The cryptocurrency scandal gripping Hong Kong
Calls for Hong Kong to regulate OTC cryptocurrency shops grew louder after last year’s implosion of JPEX, the platform at the centre of the city’s biggest-ever alleged fraud, involving thousands of victims and more than HK$1.5 billion in financial losses.

As of Tuesday, Hong Kong police had arrested 70 people involved in the JPEX case, Hui said. None have been prosecuted yet.

The FSTB proposed earlier this month that providers of virtual-asset spot-trading services, including both physical outlets and online platforms, must seek a licence from customs authorities to operate in Hong Kong. Offenders could face two years in jail and a HK$1 million (US$127,800) fine.

The proposal, open for public comment until April 12, came after the FSTB and Hong Kong Monetary Authority (HKMA) unveiled draft rules in December that will require stablecoin issuers to obtain a licence to sell to retail investors.

Stablecoins are cryptocurrencies that are pegged to a real-world asset. Some of the most well-known ones include the US dollar-pegged Tether and USD Coin.

The draft rules in Hong Kong target stablecoins that aim to “maintain a stable value with reference to one or more fiat currencies”, regulators said.

Hong Kong last year also put in place a mandatory licensing regime for centralised cryptocurrency exchanges serving retail investors. Nineteen companies had submitted applications to the Securities and Futures Commission as of Friday.

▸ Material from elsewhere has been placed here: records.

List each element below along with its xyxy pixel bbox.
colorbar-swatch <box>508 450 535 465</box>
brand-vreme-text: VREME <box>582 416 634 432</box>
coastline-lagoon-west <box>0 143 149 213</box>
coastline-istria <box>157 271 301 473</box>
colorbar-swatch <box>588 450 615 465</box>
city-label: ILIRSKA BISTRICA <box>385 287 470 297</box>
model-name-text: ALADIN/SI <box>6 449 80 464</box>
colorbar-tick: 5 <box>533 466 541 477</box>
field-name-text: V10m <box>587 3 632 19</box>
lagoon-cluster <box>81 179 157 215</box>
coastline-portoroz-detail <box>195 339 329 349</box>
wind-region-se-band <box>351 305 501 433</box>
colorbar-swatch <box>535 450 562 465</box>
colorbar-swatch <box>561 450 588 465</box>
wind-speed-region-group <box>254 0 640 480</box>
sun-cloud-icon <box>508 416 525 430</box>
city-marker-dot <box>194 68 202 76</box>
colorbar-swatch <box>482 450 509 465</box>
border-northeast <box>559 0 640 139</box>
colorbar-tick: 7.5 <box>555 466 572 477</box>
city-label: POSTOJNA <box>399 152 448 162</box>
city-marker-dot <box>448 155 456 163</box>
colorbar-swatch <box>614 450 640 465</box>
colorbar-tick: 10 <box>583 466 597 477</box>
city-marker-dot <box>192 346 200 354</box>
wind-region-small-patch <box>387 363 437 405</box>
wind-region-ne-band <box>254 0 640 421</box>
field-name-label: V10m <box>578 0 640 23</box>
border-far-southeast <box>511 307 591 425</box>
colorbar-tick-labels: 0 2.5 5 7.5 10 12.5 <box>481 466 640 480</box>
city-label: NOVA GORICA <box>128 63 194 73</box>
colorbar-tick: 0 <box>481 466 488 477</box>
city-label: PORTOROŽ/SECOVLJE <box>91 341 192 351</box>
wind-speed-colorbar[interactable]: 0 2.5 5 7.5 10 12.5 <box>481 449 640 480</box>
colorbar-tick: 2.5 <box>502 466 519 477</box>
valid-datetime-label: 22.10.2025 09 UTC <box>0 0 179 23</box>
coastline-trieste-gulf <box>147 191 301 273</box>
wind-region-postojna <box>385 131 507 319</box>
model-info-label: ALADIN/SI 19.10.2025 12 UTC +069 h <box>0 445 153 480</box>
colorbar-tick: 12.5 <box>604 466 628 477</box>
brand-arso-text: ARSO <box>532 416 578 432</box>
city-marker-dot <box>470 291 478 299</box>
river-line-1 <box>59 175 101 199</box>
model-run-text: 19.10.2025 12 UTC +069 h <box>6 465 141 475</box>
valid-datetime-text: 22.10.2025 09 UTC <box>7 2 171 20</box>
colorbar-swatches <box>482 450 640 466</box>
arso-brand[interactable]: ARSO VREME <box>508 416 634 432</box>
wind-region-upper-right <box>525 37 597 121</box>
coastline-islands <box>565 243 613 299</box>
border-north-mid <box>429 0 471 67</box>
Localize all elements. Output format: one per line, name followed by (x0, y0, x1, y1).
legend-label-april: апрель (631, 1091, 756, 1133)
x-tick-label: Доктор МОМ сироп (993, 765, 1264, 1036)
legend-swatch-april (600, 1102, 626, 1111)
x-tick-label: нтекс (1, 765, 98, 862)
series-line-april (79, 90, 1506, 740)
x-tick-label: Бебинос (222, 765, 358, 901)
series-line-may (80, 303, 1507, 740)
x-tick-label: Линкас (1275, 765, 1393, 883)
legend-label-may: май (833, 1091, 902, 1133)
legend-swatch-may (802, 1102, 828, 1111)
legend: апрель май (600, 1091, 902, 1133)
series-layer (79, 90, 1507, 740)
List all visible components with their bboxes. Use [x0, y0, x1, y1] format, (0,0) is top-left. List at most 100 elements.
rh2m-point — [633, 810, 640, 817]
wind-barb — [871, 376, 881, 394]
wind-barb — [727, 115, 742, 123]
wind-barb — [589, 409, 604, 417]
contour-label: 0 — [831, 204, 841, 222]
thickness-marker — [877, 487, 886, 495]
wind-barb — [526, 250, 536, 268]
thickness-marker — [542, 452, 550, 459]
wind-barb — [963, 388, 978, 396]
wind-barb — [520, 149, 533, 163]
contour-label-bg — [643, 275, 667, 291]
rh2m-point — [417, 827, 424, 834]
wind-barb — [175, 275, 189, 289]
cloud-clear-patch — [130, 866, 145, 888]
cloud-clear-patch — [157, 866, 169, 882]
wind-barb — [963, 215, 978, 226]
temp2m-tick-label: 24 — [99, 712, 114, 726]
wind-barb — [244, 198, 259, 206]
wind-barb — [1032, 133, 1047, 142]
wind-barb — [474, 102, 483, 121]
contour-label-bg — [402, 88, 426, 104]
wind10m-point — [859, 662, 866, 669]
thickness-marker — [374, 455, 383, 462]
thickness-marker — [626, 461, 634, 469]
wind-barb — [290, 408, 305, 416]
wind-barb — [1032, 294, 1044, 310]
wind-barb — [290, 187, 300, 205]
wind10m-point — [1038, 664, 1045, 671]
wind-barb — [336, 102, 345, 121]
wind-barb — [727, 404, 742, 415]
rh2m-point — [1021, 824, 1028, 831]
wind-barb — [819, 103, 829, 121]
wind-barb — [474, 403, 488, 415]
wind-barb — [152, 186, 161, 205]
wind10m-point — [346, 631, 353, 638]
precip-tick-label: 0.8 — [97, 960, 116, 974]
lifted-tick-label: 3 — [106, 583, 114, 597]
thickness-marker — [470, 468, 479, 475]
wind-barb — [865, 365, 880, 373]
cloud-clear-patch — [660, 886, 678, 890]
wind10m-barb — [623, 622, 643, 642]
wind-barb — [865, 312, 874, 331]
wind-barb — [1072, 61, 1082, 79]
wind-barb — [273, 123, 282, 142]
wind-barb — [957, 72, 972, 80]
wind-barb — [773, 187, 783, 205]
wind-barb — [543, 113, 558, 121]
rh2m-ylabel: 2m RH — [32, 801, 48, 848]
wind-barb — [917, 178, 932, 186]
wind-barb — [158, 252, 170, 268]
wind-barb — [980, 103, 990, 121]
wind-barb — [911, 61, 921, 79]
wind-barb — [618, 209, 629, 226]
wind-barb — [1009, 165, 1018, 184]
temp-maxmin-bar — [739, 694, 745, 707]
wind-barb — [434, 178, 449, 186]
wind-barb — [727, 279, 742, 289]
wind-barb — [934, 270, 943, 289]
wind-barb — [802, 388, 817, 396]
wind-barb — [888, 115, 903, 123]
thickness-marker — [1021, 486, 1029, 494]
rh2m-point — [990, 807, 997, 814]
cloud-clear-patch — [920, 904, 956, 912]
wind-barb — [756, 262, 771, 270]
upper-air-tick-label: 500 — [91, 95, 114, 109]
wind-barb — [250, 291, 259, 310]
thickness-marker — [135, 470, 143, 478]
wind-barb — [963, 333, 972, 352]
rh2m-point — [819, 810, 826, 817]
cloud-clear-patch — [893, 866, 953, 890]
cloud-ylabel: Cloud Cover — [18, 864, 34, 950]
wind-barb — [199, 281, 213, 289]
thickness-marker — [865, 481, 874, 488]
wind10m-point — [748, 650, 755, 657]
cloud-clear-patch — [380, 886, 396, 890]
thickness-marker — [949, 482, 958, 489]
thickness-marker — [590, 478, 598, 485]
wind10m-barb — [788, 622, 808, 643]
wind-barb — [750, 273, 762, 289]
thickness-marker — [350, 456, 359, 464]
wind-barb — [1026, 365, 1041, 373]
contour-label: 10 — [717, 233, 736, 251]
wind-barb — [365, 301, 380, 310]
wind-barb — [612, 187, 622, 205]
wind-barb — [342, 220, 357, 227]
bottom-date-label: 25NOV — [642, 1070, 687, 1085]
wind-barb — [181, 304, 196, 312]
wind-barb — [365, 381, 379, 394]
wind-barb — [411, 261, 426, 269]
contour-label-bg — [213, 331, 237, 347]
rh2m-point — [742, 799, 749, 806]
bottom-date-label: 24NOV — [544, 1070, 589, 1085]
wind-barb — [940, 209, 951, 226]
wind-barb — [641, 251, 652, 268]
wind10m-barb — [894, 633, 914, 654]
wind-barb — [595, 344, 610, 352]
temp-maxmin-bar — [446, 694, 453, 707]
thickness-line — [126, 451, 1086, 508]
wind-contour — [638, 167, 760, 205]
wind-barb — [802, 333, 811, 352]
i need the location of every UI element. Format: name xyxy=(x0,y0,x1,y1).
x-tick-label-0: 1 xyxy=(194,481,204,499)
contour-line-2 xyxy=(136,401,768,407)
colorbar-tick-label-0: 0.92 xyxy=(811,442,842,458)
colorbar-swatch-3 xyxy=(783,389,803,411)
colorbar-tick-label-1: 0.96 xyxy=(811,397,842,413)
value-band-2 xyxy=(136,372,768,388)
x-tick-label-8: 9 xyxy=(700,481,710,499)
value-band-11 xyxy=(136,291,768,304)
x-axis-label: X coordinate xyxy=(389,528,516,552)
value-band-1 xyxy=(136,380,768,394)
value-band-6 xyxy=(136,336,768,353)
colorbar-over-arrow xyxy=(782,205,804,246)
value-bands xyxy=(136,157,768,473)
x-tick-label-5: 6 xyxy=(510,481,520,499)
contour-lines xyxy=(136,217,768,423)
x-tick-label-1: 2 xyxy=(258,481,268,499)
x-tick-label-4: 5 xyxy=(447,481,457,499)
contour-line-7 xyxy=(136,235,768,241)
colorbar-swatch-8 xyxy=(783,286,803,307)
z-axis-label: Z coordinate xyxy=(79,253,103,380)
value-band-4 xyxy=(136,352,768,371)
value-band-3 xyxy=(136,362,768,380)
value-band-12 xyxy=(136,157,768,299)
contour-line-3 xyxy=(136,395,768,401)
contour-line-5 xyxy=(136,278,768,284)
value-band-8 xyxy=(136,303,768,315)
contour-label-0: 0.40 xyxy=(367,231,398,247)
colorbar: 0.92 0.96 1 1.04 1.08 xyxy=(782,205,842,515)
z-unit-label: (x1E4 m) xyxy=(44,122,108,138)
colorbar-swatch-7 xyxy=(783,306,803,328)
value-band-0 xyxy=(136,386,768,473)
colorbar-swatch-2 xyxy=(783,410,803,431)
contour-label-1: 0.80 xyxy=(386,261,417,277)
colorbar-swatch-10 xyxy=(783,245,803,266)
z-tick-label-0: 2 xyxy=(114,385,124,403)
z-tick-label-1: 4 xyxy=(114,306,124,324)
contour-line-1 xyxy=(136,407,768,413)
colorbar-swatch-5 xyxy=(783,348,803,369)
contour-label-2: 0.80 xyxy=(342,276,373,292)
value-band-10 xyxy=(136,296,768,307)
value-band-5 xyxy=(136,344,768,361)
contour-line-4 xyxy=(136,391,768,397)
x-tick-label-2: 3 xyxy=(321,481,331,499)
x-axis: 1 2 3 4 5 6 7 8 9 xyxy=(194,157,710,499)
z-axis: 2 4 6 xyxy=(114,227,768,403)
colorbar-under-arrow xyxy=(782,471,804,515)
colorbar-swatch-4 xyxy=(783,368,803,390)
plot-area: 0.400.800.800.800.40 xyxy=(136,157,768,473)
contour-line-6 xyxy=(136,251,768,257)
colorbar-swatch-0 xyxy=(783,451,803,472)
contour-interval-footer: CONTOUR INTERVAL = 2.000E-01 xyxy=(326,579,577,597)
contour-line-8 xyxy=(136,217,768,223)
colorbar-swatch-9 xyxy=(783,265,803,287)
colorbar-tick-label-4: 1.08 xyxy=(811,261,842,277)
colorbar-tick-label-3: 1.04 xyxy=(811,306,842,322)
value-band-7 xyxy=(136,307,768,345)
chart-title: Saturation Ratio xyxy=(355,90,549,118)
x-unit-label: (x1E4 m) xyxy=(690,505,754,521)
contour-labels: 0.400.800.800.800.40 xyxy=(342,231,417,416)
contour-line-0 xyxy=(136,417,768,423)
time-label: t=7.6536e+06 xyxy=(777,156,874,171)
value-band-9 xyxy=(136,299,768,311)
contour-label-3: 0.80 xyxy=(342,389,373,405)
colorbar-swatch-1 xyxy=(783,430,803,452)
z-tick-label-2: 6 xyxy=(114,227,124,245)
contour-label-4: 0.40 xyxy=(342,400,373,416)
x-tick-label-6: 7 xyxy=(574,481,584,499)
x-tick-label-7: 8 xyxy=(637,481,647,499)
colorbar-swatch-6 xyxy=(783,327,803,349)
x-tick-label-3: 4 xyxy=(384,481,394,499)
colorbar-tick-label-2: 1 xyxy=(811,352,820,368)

As the February 29 application deadline approaches, the regulator has also ramped up efforts to warn the public of the risks of trading on unregulated exchanges, having called out several platforms, including MEXC, Aramex and DIFX.
Separately, the HKMA earlier this month laid out plans to implement international standards on how much capital the city’s banking institutions must set aside for their cryptoassets exposure. It also introduced new rules for banks providing virtual-asset custody services.